Allah Kimlere Ateşi Haram Kıldı?

Allah kimlere ateşi haram kıldı? Peygamber Efendimiz cehennem ateşini nasıl tarif ediyor?

Allah’ın ateşi haram kıldığı kimseler:

“Kim Allah’tan başka hiçbir İlâh olmadığına, Muhammed’in de O’nun Resulü olduğuna şehâdet ederse, Allah ona ateşi haram kılar.” (Müslim, imân no. 46; Tirmizî no. 2638)

Bu hadisi öğrenmemizin de bir hikâyesi var. Es-Sunâbihî diyor ki: “Ubâde bin es-Sâmit’in yanına girdim. Kendisi ölüm halinde idi. Bu halini görünce ağladım.

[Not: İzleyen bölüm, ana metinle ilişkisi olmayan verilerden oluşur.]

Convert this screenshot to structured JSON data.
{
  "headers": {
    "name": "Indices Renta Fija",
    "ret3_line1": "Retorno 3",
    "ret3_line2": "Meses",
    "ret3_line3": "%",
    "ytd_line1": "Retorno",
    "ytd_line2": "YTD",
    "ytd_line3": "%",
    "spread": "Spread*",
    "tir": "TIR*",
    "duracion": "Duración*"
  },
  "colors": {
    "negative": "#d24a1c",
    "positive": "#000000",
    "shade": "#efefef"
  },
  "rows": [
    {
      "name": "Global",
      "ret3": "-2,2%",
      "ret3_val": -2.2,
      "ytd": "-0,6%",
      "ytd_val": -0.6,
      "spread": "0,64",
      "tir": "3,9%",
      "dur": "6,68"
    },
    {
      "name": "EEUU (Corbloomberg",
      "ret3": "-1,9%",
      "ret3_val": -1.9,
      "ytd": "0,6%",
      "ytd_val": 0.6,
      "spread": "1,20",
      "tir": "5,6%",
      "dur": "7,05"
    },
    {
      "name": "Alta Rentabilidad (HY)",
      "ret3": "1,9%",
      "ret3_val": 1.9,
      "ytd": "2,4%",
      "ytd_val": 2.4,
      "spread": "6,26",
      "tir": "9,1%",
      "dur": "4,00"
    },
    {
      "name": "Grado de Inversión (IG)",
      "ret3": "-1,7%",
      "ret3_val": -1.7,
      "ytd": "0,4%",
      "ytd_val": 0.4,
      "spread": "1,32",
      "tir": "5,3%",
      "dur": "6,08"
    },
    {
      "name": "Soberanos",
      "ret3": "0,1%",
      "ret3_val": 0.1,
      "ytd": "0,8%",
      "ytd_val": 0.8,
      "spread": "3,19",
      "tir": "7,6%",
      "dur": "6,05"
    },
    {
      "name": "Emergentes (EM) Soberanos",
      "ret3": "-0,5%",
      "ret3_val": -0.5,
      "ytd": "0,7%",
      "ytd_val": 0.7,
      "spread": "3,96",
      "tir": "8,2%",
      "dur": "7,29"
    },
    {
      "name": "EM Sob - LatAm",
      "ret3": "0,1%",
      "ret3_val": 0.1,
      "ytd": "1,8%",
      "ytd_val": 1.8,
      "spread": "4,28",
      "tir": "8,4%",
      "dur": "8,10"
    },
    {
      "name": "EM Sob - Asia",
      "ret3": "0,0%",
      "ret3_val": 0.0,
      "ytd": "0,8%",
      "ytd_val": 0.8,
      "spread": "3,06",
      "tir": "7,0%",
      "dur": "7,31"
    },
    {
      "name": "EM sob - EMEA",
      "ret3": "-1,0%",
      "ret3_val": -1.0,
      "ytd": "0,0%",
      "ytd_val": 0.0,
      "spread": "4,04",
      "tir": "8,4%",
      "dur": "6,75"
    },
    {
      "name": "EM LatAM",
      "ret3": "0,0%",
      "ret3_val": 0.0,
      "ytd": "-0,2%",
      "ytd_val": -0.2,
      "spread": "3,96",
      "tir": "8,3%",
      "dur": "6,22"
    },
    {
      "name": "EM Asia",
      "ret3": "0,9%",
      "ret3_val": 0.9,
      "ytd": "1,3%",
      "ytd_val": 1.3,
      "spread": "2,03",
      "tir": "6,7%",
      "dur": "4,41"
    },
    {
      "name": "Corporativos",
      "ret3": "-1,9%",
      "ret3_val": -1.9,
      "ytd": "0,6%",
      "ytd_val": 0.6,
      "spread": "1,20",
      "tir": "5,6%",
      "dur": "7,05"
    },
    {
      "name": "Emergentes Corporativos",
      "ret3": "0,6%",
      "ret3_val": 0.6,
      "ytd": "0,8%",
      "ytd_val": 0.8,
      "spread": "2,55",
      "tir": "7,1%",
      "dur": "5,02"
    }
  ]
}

Bunun üzerine:

- “Dur bakalım, niçin ağlıyorsun? Vallahi benden şahitlik istense senin için mutlaka şahitlik ederim. Bana şefaat hakkı verilse senin için mutlaka şefaatte bulunurum. Gücüm yeterse, sana mutlaka faydalı olurum” dedi.

Sonra devamla şöyle dedi:

“Vallahi Resûlullah sallallahu aleyhi ve sellem’den, içinde sizin için hayır bulunan hiçbir hadis işitmemişimdir ki onu sizlere rivayet etmiş olmayayım. Yalnız tek bir hadis müstesnâ! Onu da sizlere bu gün, son demimi yaşarken söyleyeceğim.

Daha sonra Resûlullah’ın yukarda da geçen şu hadisini nakletti: “Kim Allah’tan başka hiçbir İlâh olmadığına, Muhammed’in de O’nun Resulü olduğuna şehâdet ederse, Allah ona ateşi haram kılar.” (Tirmizî (no. 2638) Rudanî, a.g.e. no: 3. Bu hadisin tahricinde bu bilgiler verilmiştir.)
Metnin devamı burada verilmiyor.